Peter Kramer in his Listening to Prozac best seller of twenty years back described using the medicine for Obsessive-Compulsive Disorder, which at the time was an experimental use, and for which I worked out with my doctor my first trial of it in the 1990's. Dr. Kramer described Tess who became charming and sociable. I did not become charming, or at least nobody gave me feedback. What I became instead was dulled, almost emotionally neutral, without placing a value judgment on it. Irritants no longer irritated me. My patience improved and I could read or watch TV for longer periods of time with greater safety than if I had tried to achieve the same result with ADHD agents. In exchange for some form of artificial inner peace and perhaps a slightly better attention span, my mind wasn't as sharp. I had no particular inclination to look up medical information I did not already know. My abiltiy to write in an incisive way and to follow thoughts in sequence declined dramatically. Moreover, I felt tired, this being the symptom that prompted each of the previous withdrawals and return of irritibility guiding each restart.

So now I again find myself able to think clearly with very little inhibition to my natural candor. I am less tolerant of myself for not accomplishing at the end of the day and less tolerant of others who now irritate me.

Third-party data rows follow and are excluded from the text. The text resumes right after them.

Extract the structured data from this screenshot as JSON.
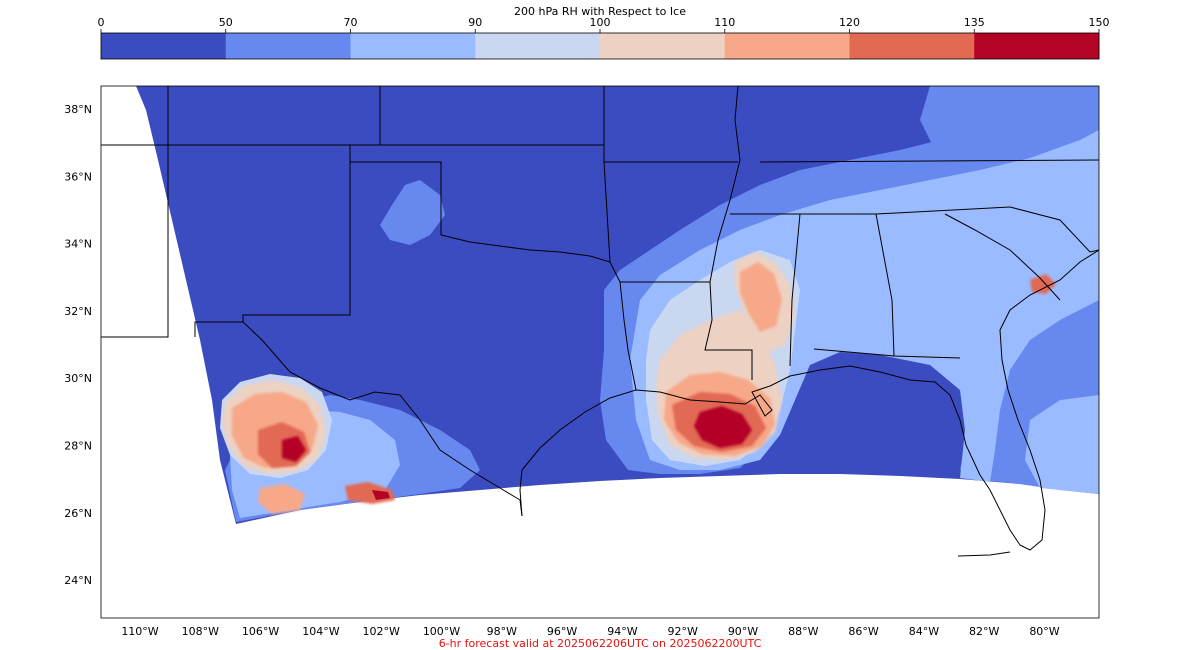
{
  "colorbar": {
    "title": "200 hPa RH with Respect to Ice",
    "ticks": [
      "0",
      "50",
      "70",
      "90",
      "100",
      "110",
      "120",
      "135",
      "150"
    ],
    "colors": [
      "#3b4cc0",
      "#6788ee",
      "#9abbff",
      "#c9d7f0",
      "#edd1c2",
      "#f7a889",
      "#e26952",
      "#b40426"
    ]
  },
  "map": {
    "lat_labels": [
      "38°N",
      "36°N",
      "34°N",
      "32°N",
      "30°N",
      "28°N",
      "26°N",
      "24°N"
    ],
    "lon_labels": [
      "110°W",
      "108°W",
      "106°W",
      "104°W",
      "102°W",
      "100°W",
      "98°W",
      "96°W",
      "94°W",
      "92°W",
      "90°W",
      "88°W",
      "86°W",
      "84°W",
      "82°W",
      "80°W"
    ],
    "background_color": "#3b4cc0",
    "boundary_color": "#000000"
  },
  "footer": {
    "valid_text": "6-hr forecast valid at 2025062206UTC on 2025062200UTC",
    "color": "#e8120c"
  }
}
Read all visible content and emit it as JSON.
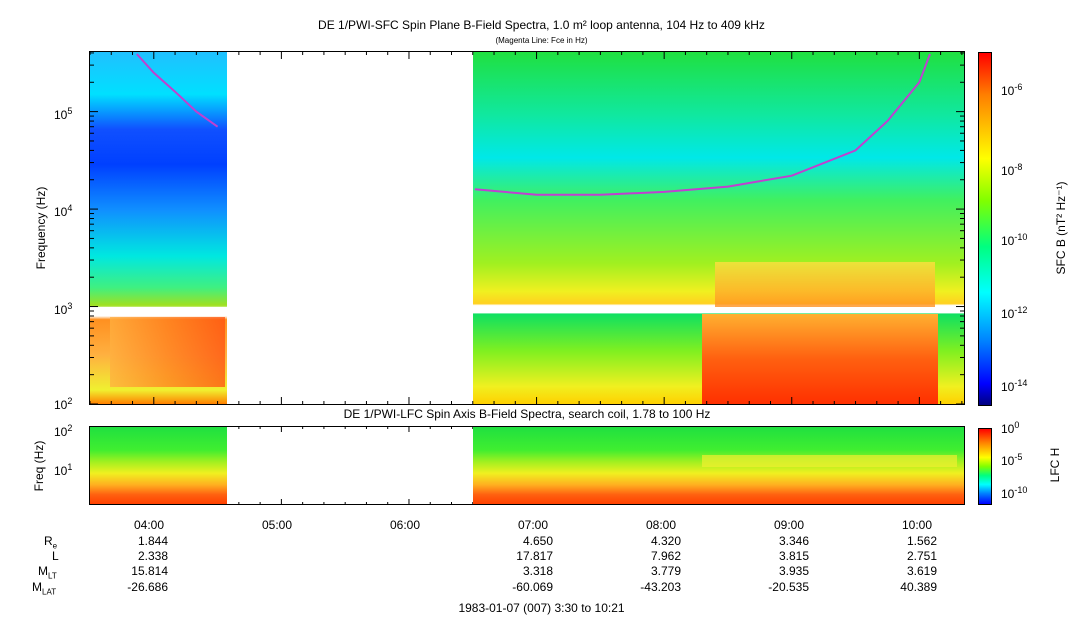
{
  "sfc": {
    "title": "DE 1/PWI-SFC  Spin Plane B-Field Spectra, 1.0 m² loop antenna, 104 Hz to 409 kHz",
    "subtitle": "(Magenta Line: Fce in Hz)",
    "ylabel": "Frequency (Hz)",
    "yticks": [
      {
        "exp": "2",
        "label": "10"
      },
      {
        "exp": "3",
        "label": "10"
      },
      {
        "exp": "4",
        "label": "10"
      },
      {
        "exp": "5",
        "label": "10"
      }
    ],
    "colorbar_label": "SFC B (nT² Hz⁻¹)",
    "colorbar_ticks": [
      {
        "base": "10",
        "exp": "-6"
      },
      {
        "base": "10",
        "exp": "-8"
      },
      {
        "base": "10",
        "exp": "-10"
      },
      {
        "base": "10",
        "exp": "-12"
      },
      {
        "base": "10",
        "exp": "-14"
      }
    ]
  },
  "lfc": {
    "title": "DE 1/PWI-LFC  Spin Axis B-Field Spectra, search coil, 1.78 to 100 Hz",
    "ylabel": "Freq (Hz)",
    "yticks": [
      {
        "exp": "2",
        "label": "10"
      },
      {
        "exp": "1",
        "label": "10"
      }
    ],
    "colorbar_label": "LFC H",
    "colorbar_ticks": [
      {
        "base": "10",
        "exp": "0"
      },
      {
        "base": "10",
        "exp": "-5"
      },
      {
        "base": "10",
        "exp": "-10"
      }
    ]
  },
  "time_axis": {
    "labels": [
      "04:00",
      "05:00",
      "06:00",
      "07:00",
      "08:00",
      "09:00",
      "10:00"
    ]
  },
  "ephemeris": {
    "rows": [
      {
        "name": "R",
        "sub": "e",
        "values": [
          "1.844",
          "",
          "",
          "4.650",
          "4.320",
          "3.346",
          "1.562"
        ]
      },
      {
        "name": "L",
        "sub": "",
        "values": [
          "2.338",
          "",
          "",
          "17.817",
          "7.962",
          "3.815",
          "2.751"
        ]
      },
      {
        "name": "M",
        "sub": "LT",
        "values": [
          "15.814",
          "",
          "",
          "3.318",
          "3.779",
          "3.935",
          "3.619"
        ]
      },
      {
        "name": "M",
        "sub": "LAT",
        "values": [
          "-26.686",
          "",
          "",
          "-60.069",
          "-43.203",
          "-20.535",
          "40.389"
        ]
      }
    ]
  },
  "footer": "1983-01-07 (007) 3:30 to 10:21",
  "chart_data": [
    {
      "type": "heatmap",
      "title": "DE 1/PWI-SFC  Spin Plane B-Field Spectra, 1.0 m² loop antenna, 104 Hz to 409 kHz",
      "ylabel": "Frequency (Hz)",
      "yscale": "log",
      "ylim": [
        100,
        409000
      ],
      "xlim": [
        "03:30",
        "10:21"
      ],
      "data_gaps": [
        [
          "04:36",
          "06:30"
        ]
      ],
      "colorbar": {
        "label": "SFC B (nT² Hz⁻¹)",
        "scale": "log",
        "range": [
          1e-15,
          1e-05
        ]
      },
      "series": [
        {
          "name": "Fce",
          "color": "#c040d0",
          "x": [
            "03:52",
            "04:00",
            "04:10",
            "04:20",
            "04:30",
            "06:31",
            "07:00",
            "07:30",
            "08:00",
            "08:30",
            "09:00",
            "09:30",
            "09:45",
            "10:00",
            "10:05"
          ],
          "y": [
            390000,
            250000,
            160000,
            100000,
            70000,
            16000,
            14000,
            14000,
            15000,
            17000,
            22000,
            40000,
            80000,
            200000,
            390000
          ]
        }
      ]
    },
    {
      "type": "heatmap",
      "title": "DE 1/PWI-LFC  Spin Axis B-Field Spectra, search coil, 1.78 to 100 Hz",
      "ylabel": "Freq (Hz)",
      "yscale": "log",
      "ylim": [
        1.78,
        100
      ],
      "xlim": [
        "03:30",
        "10:21"
      ],
      "data_gaps": [
        [
          "04:36",
          "06:30"
        ]
      ],
      "colorbar": {
        "label": "LFC H",
        "scale": "log",
        "range": [
          1e-12,
          1
        ]
      }
    }
  ]
}
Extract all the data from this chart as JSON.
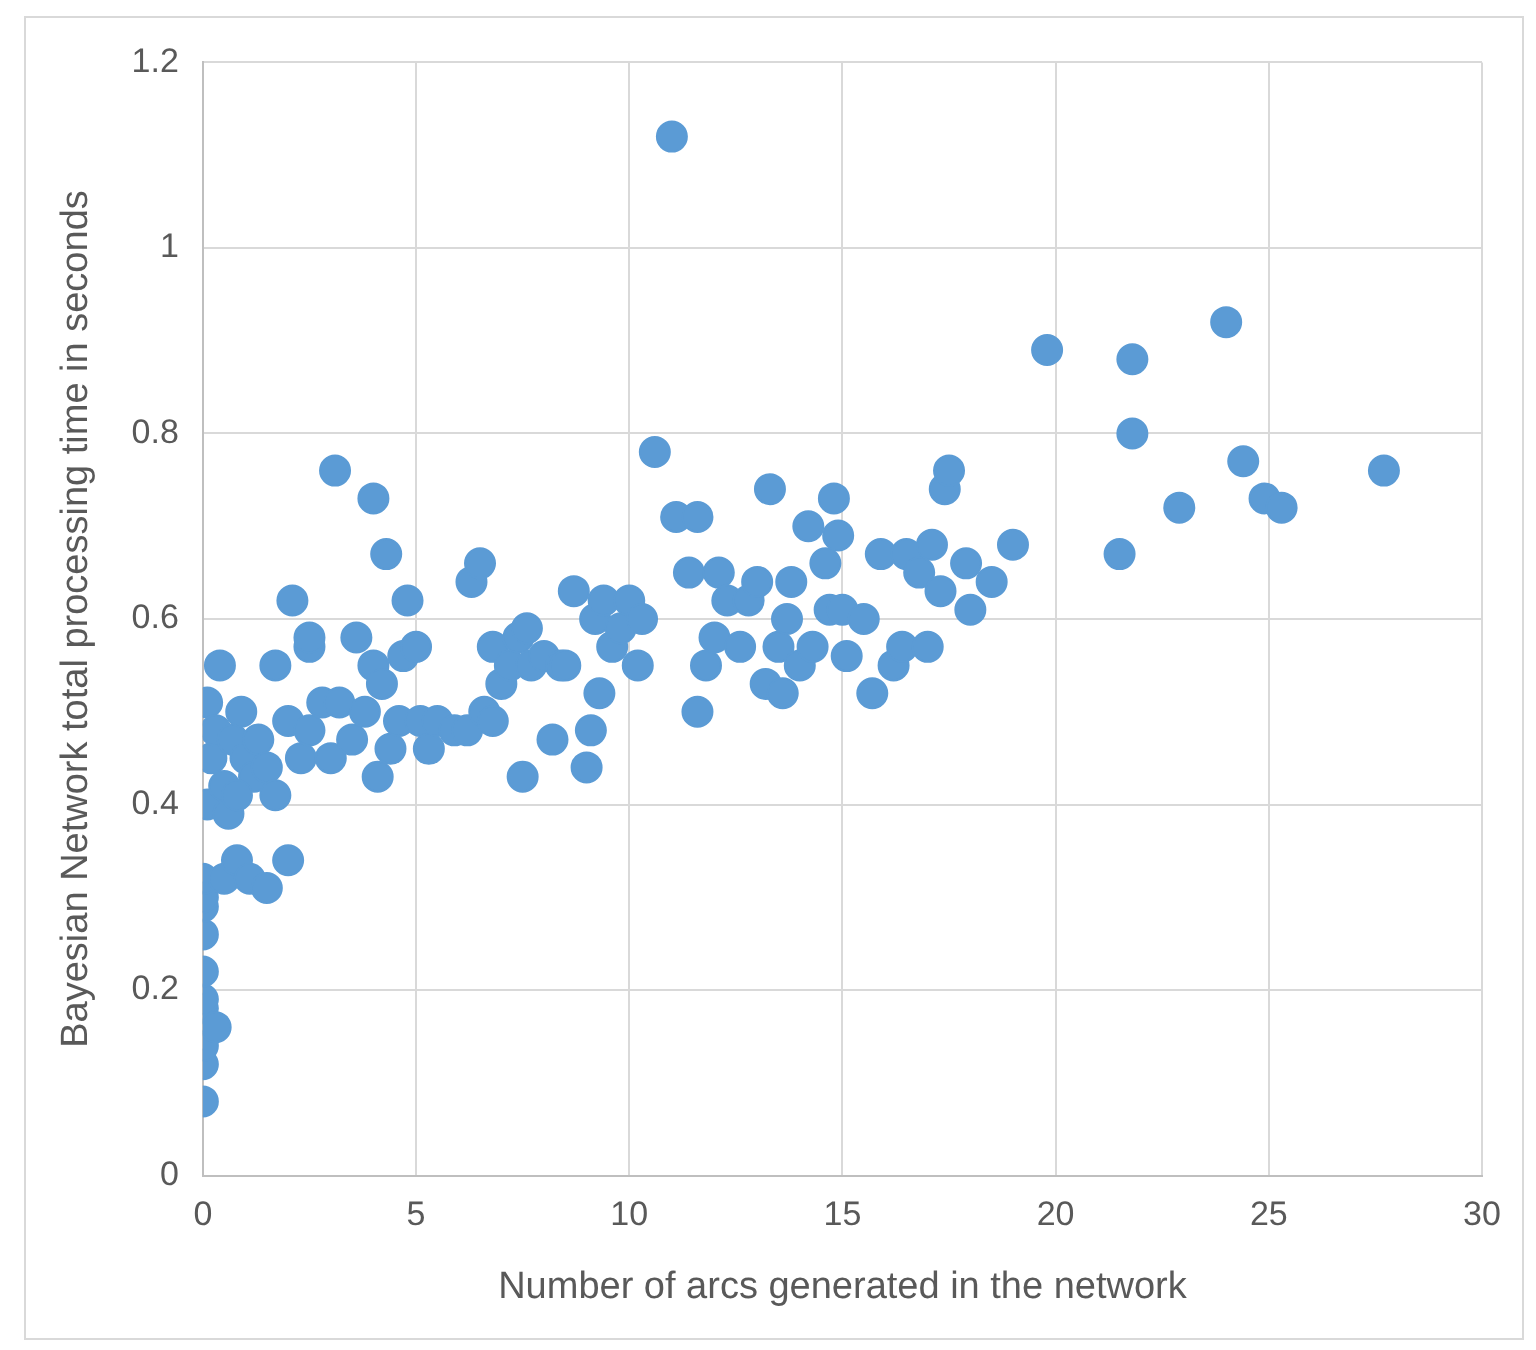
{
  "chart_data": {
    "type": "scatter",
    "xlabel": "Number of arcs generated in the network",
    "ylabel": "Bayesian Network total processing time in seconds",
    "xlim": [
      0,
      30
    ],
    "xticks": [
      0,
      5,
      10,
      15,
      20,
      25,
      30
    ],
    "ylim": [
      0,
      1.2
    ],
    "yticks": [
      {
        "value": 0,
        "label": "0"
      },
      {
        "value": 0.2,
        "label": "0.2"
      },
      {
        "value": 0.4,
        "label": "0.4"
      },
      {
        "value": 0.6,
        "label": "0.6"
      },
      {
        "value": 0.8,
        "label": "0.8"
      },
      {
        "value": 1,
        "label": "1"
      },
      {
        "value": 1.2,
        "label": "1.2"
      }
    ],
    "grid": true,
    "marker": "circle",
    "legend": false,
    "series": [
      {
        "color": "#5b9bd5",
        "x": [
          0,
          0,
          0,
          0,
          0,
          0,
          0,
          0,
          0,
          0,
          0.3,
          0.1,
          0.2,
          0.1,
          0.4,
          0.5,
          0.8,
          1.1,
          1.5,
          2.0,
          0.3,
          0.5,
          0.7,
          0.9,
          1.0,
          1.2,
          0.6,
          0.8,
          1.3,
          1.5,
          1.7,
          1.7,
          2.0,
          2.1,
          2.3,
          2.5,
          2.5,
          2.5,
          2.8,
          3.0,
          3.1,
          3.2,
          3.5,
          3.6,
          3.8,
          4.0,
          4.0,
          4.1,
          4.2,
          4.3,
          4.4,
          4.6,
          4.7,
          4.8,
          5.0,
          5.1,
          5.3,
          5.5,
          5.9,
          6.2,
          6.3,
          6.5,
          6.6,
          6.8,
          6.8,
          7.0,
          7.2,
          7.4,
          7.5,
          7.6,
          7.7,
          8.0,
          8.2,
          8.4,
          8.5,
          8.7,
          9.0,
          9.1,
          9.2,
          9.3,
          9.4,
          9.6,
          9.8,
          10.0,
          10.2,
          10.3,
          10.6,
          11.0,
          11.1,
          11.4,
          11.6,
          11.6,
          11.8,
          12.0,
          12.1,
          12.3,
          12.6,
          12.8,
          13.0,
          13.2,
          13.3,
          13.5,
          13.6,
          13.7,
          13.8,
          14.0,
          14.2,
          14.3,
          14.6,
          14.7,
          14.8,
          14.9,
          15.0,
          15.1,
          15.5,
          15.7,
          15.9,
          16.2,
          16.4,
          16.5,
          16.8,
          17.0,
          17.1,
          17.3,
          17.4,
          17.5,
          17.9,
          18.0,
          18.5,
          19.0,
          19.8,
          21.5,
          21.8,
          21.8,
          22.9,
          24.0,
          24.4,
          24.9,
          25.3,
          27.7
        ],
        "values": [
          0.08,
          0.12,
          0.14,
          0.18,
          0.19,
          0.22,
          0.26,
          0.29,
          0.3,
          0.32,
          0.16,
          0.4,
          0.45,
          0.51,
          0.55,
          0.32,
          0.34,
          0.32,
          0.31,
          0.34,
          0.48,
          0.42,
          0.47,
          0.5,
          0.45,
          0.43,
          0.39,
          0.41,
          0.47,
          0.44,
          0.41,
          0.55,
          0.49,
          0.62,
          0.45,
          0.48,
          0.57,
          0.58,
          0.51,
          0.45,
          0.76,
          0.51,
          0.47,
          0.58,
          0.5,
          0.73,
          0.55,
          0.43,
          0.53,
          0.67,
          0.46,
          0.49,
          0.56,
          0.62,
          0.57,
          0.49,
          0.46,
          0.49,
          0.48,
          0.48,
          0.64,
          0.66,
          0.5,
          0.49,
          0.57,
          0.53,
          0.55,
          0.58,
          0.43,
          0.59,
          0.55,
          0.56,
          0.47,
          0.55,
          0.55,
          0.63,
          0.44,
          0.48,
          0.6,
          0.52,
          0.62,
          0.57,
          0.59,
          0.62,
          0.55,
          0.6,
          0.78,
          1.12,
          0.71,
          0.65,
          0.71,
          0.5,
          0.55,
          0.58,
          0.65,
          0.62,
          0.57,
          0.62,
          0.64,
          0.53,
          0.74,
          0.57,
          0.52,
          0.6,
          0.64,
          0.55,
          0.7,
          0.57,
          0.66,
          0.61,
          0.73,
          0.69,
          0.61,
          0.56,
          0.6,
          0.52,
          0.67,
          0.55,
          0.57,
          0.67,
          0.65,
          0.57,
          0.68,
          0.63,
          0.74,
          0.76,
          0.66,
          0.61,
          0.64,
          0.68,
          0.89,
          0.67,
          0.88,
          0.8,
          0.72,
          0.92,
          0.77,
          0.73,
          0.72,
          0.76
        ]
      }
    ]
  }
}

Another book on the subject, Artificial Happiness, comes from Ronald Dworkin a few years ago. While the writing and analysis seem almost primitive next to Dr. Kramer's more elegant prose, he makes an important point that sometimes life's goals are best persued while irritated. If AKSE leaves me unsatisfied and treats me like a picador with multiple little sharp provocations, then using a pill as a surrogate to disaffiliating when I should diminishes my Jewish future. While patients may also irritate me more, I owe them the full measure of my skill which should not be set aside for my own inner peace. As I compile my intentions for the next six months I really want to work on conducting myself in a more gracious, less abrasive fashion than has been my history. But I need to give myself a genuine chance to do this without the phony pharmaceutical restraint.